EUR/USD Long Opened At 1.1320, Take Profit At 1.1500
EUR/USD trading strategy
Trading strategy: Long
Open: 1.1320
Take profit: 1.1500
Stop-loss: 1.1230
Analysis: We used yesterday’s EUR/USD drop to open a long position at 1.1320. The EUR/USD is back above 7-day exponential moving average (1.1354) and 23.6% Fibo of September-November fall (1.1357). The target is at 1.1500. In our opinion, Thursday’s ECB statement will not weaken the EUR/USD structure as many bad news have been already priced in and downward revisions to macroeconomic forecasts will not surprise the market.
Macroeconomic overview
U. S. consumer prices were unchanged in November, held back by a sharp decline in the price of gasoline, but underlying inflation pressures remained firm amid rising rents and healthcare costs.
The strength in underlying inflation reported by the Labor Department on Wednesday supports views that the Federal Reserve will raise interest rates at its December 18-19 policy meeting. The U.S. central bank has hiked rates three times this year.
November's flat reading in the CPI, which was the weakest in eight months, followed a 0.3% increase in October. In the 12 months through November, the CPI rose 2.2%, the smallest gain since February, after advancing 2.5% in October.
Excluding the volatile food and energy components, the CPI climbed 0.2%, matching October's gain. That lifted the year-on-year increase in the so-called core CPI to 2.2% from 2.1% in October.
Last month's inflation readings were in line with market expectations.
Despite the firmness in core consumer prices, the overall inflation outlook is benign amid falling oil prices and signs of slowing economic growth both in the United States and overseas.
A report on Tuesday showed producer prices edging up 0.1% in November after accelerating 0.6% in October.

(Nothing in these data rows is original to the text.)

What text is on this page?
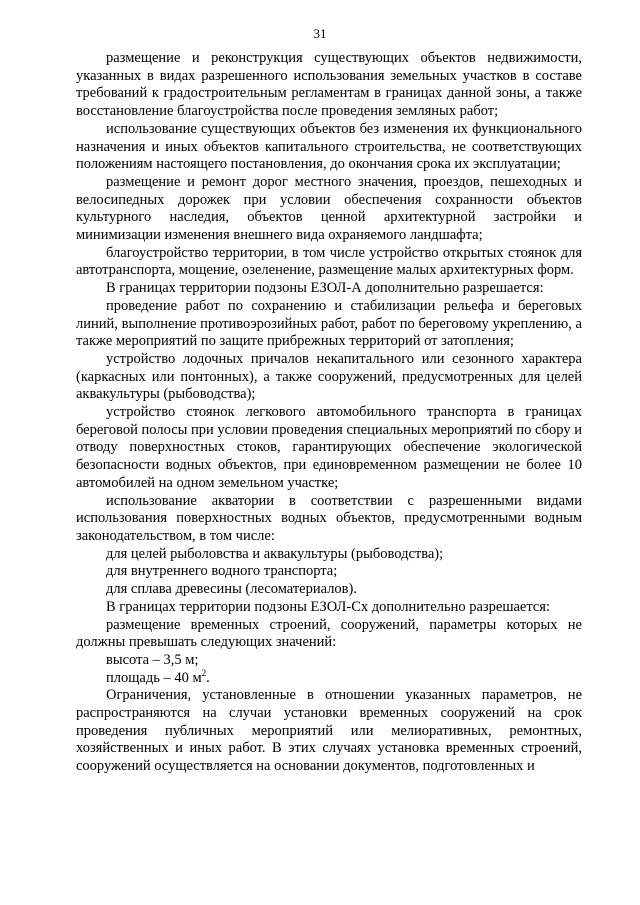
31

размещение и реконструкция существующих объектов недвижимости, указанных в видах разрешенного использования земельных участков в составе требований к градостроительным регламентам в границах данной зоны, а также восстановление благоустройства после проведения земляных работ;

использование существующих объектов без изменения их функционального назначения и иных объектов капитального строительства, не соответствующих положениям настоящего постановления, до окончания срока их эксплуатации;

размещение и ремонт дорог местного значения, проездов, пешеходных и велосипедных дорожек при условии обеспечения сохранности объектов культурного наследия, объектов ценной архитектурной застройки и минимизации изменения внешнего вида охраняемого ландшафта;

благоустройство территории, в том числе устройство открытых стоянок для автотранспорта, мощение, озеленение, размещение малых архитектурных форм.

В границах территории подзоны ЕЗОЛ-А дополнительно разрешается:

проведение работ по сохранению и стабилизации рельефа и береговых линий, выполнение противоэрозийных работ, работ по береговому укреплению, а также мероприятий по защите прибрежных территорий от затопления;

устройство лодочных причалов некапитального или сезонного характера (каркасных или понтонных), а также сооружений, предусмотренных для целей аквакультуры (рыбоводства);

устройство стоянок легкового автомобильного транспорта в границах береговой полосы при условии проведения специальных мероприятий по сбору и отводу поверхностных стоков, гарантирующих обеспечение экологической безопасности водных объектов, при единовременном размещении не более 10 автомобилей на одном земельном участке;

использование акватории в соответствии с разрешенными видами использования поверхностных водных объектов, предусмотренными водным законодательством, в том числе:

для целей рыболовства и аквакультуры (рыбоводства);

для внутреннего водного транспорта;

для сплава древесины (лесоматериалов).

В границах территории подзоны ЕЗОЛ-Сх дополнительно разрешается:

размещение временных строений, сооружений, параметры которых не должны превышать следующих значений:

высота – 3,5 м;

площадь – 40 $м^2$.

Ограничения, установленные в отношении указанных параметров, не распространяются на случаи установки временных сооружений на срок проведения публичных мероприятий или мелиоративных, ремонтных, хозяйственных и иных работ. В этих случаях установка временных строений, сооружений осуществляется на основании документов, подготовленных и
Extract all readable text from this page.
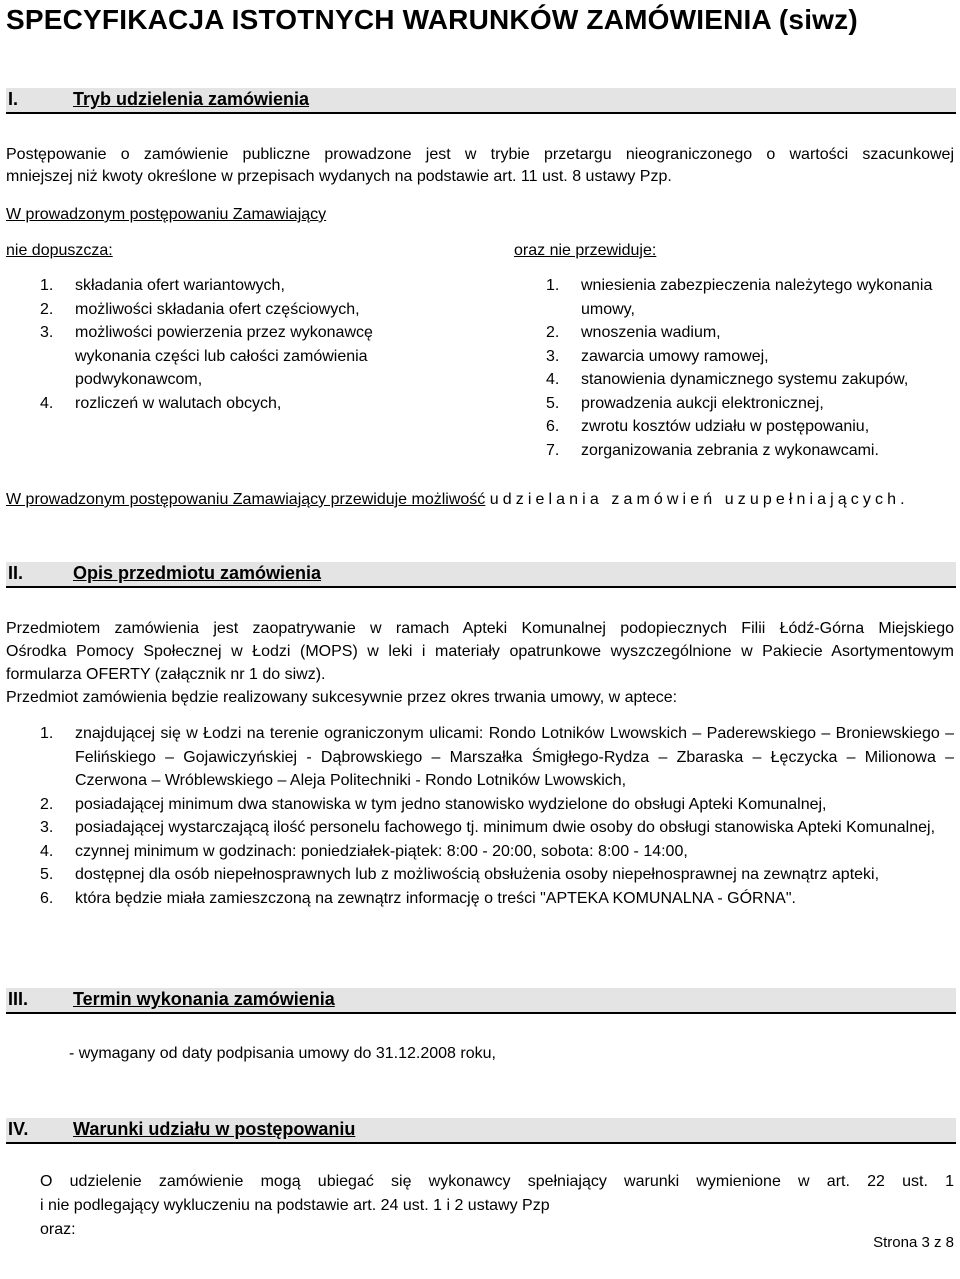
SPECYFIKACJA ISTOTNYCH WARUNKÓW ZAMÓWIENIA (siwz)
I.	Tryb udzielenia zamówienia
Postępowanie o zamówienie publiczne prowadzone jest w trybie przetargu nieograniczonego o wartości szacunkowej
mniejszej niż kwoty określone w przepisach wydanych na podstawie art. 11 ust. 8 ustawy Pzp.
W prowadzonym postępowaniu Zamawiający
nie dopuszcza:	oraz nie przewiduje:
1. składania ofert wariantowych,
2. możliwości składania ofert częściowych,
3. możliwości powierzenia przez wykonawcę wykonania części lub całości zamówienia podwykonawcom,
4. rozliczeń w walutach obcych,
1. wniesienia zabezpieczenia należytego wykonania umowy,
2. wnoszenia wadium,
3. zawarcia umowy ramowej,
4. stanowienia dynamicznego systemu zakupów,
5. prowadzenia aukcji elektronicznej,
6. zwrotu kosztów udziału w postępowaniu,
7. zorganizowania zebrania z wykonawcami.
W prowadzonym postępowaniu Zamawiający przewiduje możliwość udzielania zamówień uzupełniających.
II.	Opis przedmiotu zamówienia
Przedmiotem zamówienia jest zaopatrywanie w ramach Apteki Komunalnej podopiecznych Filii Łódź-Górna Miejskiego
Ośrodka Pomocy Społecznej w Łodzi (MOPS) w leki i materiały opatrunkowe wyszczególnione w Pakiecie Asortymentowym
formularza OFERTY (załącznik nr 1 do siwz).
Przedmiot zamówienia będzie realizowany sukcesywnie przez okres trwania umowy, w aptece:
1. znajdującej się w Łodzi na terenie ograniczonym ulicami: Rondo Lotników Lwowskich – Paderewskiego – Broniewskiego – Felińskiego – Gojawiczyńskiej - Dąbrowskiego – Marszałka Śmigłego-Rydza – Zbaraska – Łęczycka – Milionowa – Czerwona – Wróblewskiego – Aleja Politechniki - Rondo Lotników Lwowskich,
2. posiadającej minimum dwa stanowiska w tym jedno stanowisko wydzielone do obsługi Apteki Komunalnej,
3. posiadającej wystarczającą ilość personelu fachowego tj. minimum dwie osoby do obsługi stanowiska Apteki Komunalnej,
4. czynnej minimum w godzinach: poniedziałek-piątek: 8:00 - 20:00, sobota: 8:00 - 14:00,
5. dostępnej dla osób niepełnosprawnych lub z możliwością obsłużenia osoby niepełnosprawnej na zewnątrz apteki,
6. która będzie miała zamieszczoną na zewnątrz informację o treści "APTEKA KOMUNALNA - GÓRNA".
III. Termin wykonania zamówienia
- wymagany od daty podpisania umowy do 31.12.2008 roku,
IV. Warunki udziału w postępowaniu
O udzielenie zamówienie mogą ubiegać się wykonawcy spełniający warunki wymienione w art. 22 ust. 1
i nie podlegający wykluczeniu na podstawie art. 24 ust. 1 i 2 ustawy Pzp
oraz:
Strona 3 z 8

The Fed's preferred inflation measure, the core PCE price index excluding food and energy, increased 1.8% year-on-year in October, the smallest gain since February, after rising 1.9% the prior month. It hit the U.S. central bank's 2% target in March for the first time since April 2012.
The market expects the core PCE price index to hover below that target for much of 2019, which they say could see the Fed temporarily halting interest rates hikes.
Minutes of the Fed's November policy meeting published last month showed nearly all officials agreed another rate hike was "likely to be warranted fairly soon," but also opened debate on when to pause further monetary policy tightening.
Traders expect no more than one rate increase in 2019. In its last forecasts in September, the Fed projected three rate hikes in 2019.